Leucine-rich repeat-containing, G protein-coupled receptors (LGRs) belong to the largest mammalian superfamily of proteins with seven-transmembrane domains. LGRs can be divided into three subgroups based on their unique domain arrangement. Although two subgroups have been found to be receptors for glycoprotein hormones and relaxin-related ligands, respectively, the third LGR subgroup, consisting of LGR4-6, are orphan receptors with unknown physiological roles. To elucidate the functions of this subgroup of LGRs, LGR4 null mice were generated using a secretory trap approach to delete the majority of the LGR4 gene after the insertion of a beta-galactosidase reporter gene immediately after exon 1. Tissues expressing LGR4 were analyzed based on histochemical staining of the transgene driven by the endogenous LGR4 promoter. LGR4 was widely expressed in kidney, adrenal gland, stomach, intestine, heart, bone/cartilage, and other tissues. The expression of LGR4 in these tissues was further confirmed by immunohistochemical studies in wild-type animals. Analysis of the viability of 250 newborn animals suggested a skewed inheritance pattern, indicating that only 40% of the expected LGR4 null mice were born.
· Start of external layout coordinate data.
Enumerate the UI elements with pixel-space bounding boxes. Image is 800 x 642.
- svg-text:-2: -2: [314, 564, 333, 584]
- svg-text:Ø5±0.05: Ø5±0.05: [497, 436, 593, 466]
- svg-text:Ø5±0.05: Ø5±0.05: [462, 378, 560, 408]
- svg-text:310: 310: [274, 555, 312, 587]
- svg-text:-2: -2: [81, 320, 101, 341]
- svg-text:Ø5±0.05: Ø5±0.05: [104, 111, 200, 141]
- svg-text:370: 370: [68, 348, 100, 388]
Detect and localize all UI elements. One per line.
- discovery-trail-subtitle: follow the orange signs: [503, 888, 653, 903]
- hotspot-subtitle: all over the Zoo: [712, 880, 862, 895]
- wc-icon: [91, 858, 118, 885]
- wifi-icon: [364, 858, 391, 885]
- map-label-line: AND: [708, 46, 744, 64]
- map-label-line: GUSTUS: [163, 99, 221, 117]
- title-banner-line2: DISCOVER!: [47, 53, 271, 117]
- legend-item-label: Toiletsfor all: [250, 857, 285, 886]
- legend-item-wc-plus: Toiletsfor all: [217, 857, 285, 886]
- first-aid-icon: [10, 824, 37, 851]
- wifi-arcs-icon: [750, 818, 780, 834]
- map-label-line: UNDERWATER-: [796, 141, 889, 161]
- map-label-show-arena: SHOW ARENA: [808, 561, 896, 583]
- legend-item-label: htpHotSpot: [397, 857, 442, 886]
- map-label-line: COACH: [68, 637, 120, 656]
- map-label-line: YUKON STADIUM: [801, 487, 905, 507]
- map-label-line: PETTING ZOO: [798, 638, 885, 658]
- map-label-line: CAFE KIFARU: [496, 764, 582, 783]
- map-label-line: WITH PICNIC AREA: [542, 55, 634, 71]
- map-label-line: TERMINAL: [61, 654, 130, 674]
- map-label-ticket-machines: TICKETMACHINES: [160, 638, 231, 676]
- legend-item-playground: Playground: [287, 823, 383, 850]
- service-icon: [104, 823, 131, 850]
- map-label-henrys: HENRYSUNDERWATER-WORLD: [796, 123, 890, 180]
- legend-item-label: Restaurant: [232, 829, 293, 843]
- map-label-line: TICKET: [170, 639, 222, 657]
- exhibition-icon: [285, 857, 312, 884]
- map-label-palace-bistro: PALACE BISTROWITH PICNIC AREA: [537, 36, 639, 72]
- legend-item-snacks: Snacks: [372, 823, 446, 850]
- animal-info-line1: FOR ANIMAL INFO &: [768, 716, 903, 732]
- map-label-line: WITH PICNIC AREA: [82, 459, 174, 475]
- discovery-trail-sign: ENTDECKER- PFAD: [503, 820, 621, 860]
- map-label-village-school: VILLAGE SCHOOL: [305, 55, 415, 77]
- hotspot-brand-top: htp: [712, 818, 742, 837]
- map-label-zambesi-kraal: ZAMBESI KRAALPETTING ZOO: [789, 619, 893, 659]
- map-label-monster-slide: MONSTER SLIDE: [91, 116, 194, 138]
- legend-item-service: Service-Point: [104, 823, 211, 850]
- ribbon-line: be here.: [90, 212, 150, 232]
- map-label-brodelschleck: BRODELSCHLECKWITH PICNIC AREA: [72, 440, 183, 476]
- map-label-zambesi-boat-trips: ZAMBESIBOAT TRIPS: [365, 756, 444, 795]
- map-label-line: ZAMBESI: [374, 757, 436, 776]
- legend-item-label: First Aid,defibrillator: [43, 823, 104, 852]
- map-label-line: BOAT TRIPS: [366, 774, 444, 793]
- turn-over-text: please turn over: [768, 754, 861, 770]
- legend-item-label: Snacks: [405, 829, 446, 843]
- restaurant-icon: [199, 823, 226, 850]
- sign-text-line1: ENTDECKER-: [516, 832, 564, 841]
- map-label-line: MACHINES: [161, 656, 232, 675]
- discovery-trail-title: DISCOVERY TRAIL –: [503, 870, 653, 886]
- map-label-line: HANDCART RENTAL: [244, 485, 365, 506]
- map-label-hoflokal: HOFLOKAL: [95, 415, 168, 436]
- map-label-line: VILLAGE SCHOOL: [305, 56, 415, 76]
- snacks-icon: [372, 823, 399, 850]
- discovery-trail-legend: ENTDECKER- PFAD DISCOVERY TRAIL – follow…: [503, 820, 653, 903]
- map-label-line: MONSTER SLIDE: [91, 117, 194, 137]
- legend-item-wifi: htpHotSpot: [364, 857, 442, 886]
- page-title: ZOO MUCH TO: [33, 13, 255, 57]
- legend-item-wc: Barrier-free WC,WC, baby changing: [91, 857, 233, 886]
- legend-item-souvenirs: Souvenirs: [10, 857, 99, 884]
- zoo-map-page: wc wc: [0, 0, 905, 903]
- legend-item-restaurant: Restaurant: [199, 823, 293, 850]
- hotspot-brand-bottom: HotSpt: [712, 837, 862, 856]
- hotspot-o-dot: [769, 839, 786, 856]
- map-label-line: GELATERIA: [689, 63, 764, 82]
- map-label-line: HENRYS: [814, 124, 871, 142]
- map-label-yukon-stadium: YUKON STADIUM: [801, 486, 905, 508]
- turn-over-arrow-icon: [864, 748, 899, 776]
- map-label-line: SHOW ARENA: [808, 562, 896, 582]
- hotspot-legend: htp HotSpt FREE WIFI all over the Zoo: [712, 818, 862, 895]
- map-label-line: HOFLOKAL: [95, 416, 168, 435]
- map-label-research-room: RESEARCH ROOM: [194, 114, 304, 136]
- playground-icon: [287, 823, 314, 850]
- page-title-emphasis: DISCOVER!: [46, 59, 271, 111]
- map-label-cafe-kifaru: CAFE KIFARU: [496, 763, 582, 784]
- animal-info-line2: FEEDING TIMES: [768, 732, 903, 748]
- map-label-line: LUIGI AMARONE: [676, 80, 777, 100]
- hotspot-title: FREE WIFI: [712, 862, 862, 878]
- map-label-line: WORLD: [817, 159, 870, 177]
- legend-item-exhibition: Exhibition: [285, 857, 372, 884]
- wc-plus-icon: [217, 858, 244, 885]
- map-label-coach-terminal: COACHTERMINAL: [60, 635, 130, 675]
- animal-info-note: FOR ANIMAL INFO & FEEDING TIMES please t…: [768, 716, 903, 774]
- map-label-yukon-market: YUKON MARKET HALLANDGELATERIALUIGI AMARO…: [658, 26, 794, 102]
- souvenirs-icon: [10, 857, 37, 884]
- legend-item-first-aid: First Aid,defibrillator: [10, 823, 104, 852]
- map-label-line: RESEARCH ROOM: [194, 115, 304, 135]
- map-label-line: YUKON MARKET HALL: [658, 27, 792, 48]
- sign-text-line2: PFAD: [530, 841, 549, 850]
For the LGR4 null mice viable at birth, most of them died within 2 d. Furthermore, the LGR4 null mice showed intrauterine growth retardation as reflected by a 14% decrease in body weight at birth, together with 30% and 40% decreases in kidney and liver weights, respectively. The present findings demonstrate the widespread expression of LGR4, and an essential role of LGR4 for embryonic growth, as well as kidney and liver development. The observed pre- and postnatal lethality of LGR4 null mice illustrates the importance of the LGR4 signaling system for the survival and growth of animals during the perinatal stage.